The author is a history professor and Society for American Baseball Research stalwart who brings both interests to his fictional Will Beaman Baseball Mystery books. This is the second in the series, set in 1890s Boston, which follows the fortunes of a feisty young baseball fan with a penchant for sleuthing. Rowe weaves real people and events—Honey Fitz, Emma Goldman and the Boston Beaneaters’ 1897 National League pennant win—into the plot.

A Fist

A Fist in the Hornet's Nest: On the Ground in Baghdad Before, During and After the War
Richard Engel, '96
Hyperion, 2003
$22.95

“I’ve long believed . . . if proverbial ‘doors’ don’t open, it’s best to kick them down,” Engel writes, explaining how he became a foreign correspondent on his own steam. After graduation, he mastered Arabic on the streets of Cairo and freelanced in Jerusalem. As war loomed, he entered Iraq posing as a peace activist, then reported unembedded for ABC. He is now NBC’s man in Baghdad.

Birth of the Chess Queen

Birth of the Chess Queen: A History
Marilyn Yalom
HarperCollins, 2004
$24.95

Her chance viewing of a 14th-century chess piece led Yalom, a senior scholar at Stanford’s Institute for Research on Women and Gender, to investigate the relationship between the game and its historical milieus.
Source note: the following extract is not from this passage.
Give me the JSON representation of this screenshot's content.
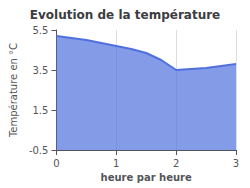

She links the evolution of the queen, which replaced the male Islamic vizier after chess arrived in Europe, to the growing power of women in medieval royal courts, to romanticism and to the cult of the Virgin Mary.

Darwin's Law

Darwin's Law
Elaine Hatfield, PhD '62, Richard L. Rapson
Xlibris, 2003
$21.24

Consider this novel a beach book for academics. Its story includes torrid sex, anthropological fieldwork in French Guiana, and the soul-searching of a woman torn between duty to her tyrannical mentor/husband and newfound love with his underling. The authors are married and have published two other novels together. Both teach at the University of Hawaii, Hatfield in psychology and Rapson, a former Stanford professor, in history.

Possessions

Possessions: The History and uses of Haunting in the Hudson Valley
Judith Richardson
Harvard U. Press, 2003
$29.99

What do ghost stories have to do with real life? In her exhaustive study of the disproportionate number of spooky narratives emanating from the Hudson River Valley in the 19th and 20th centuries, the Stanford English lecturer links them with the region’s long history of territorial conflict and dispossession. Hauntings are a kind of social memory, Richardson argues, serving the needs of those who conjure them.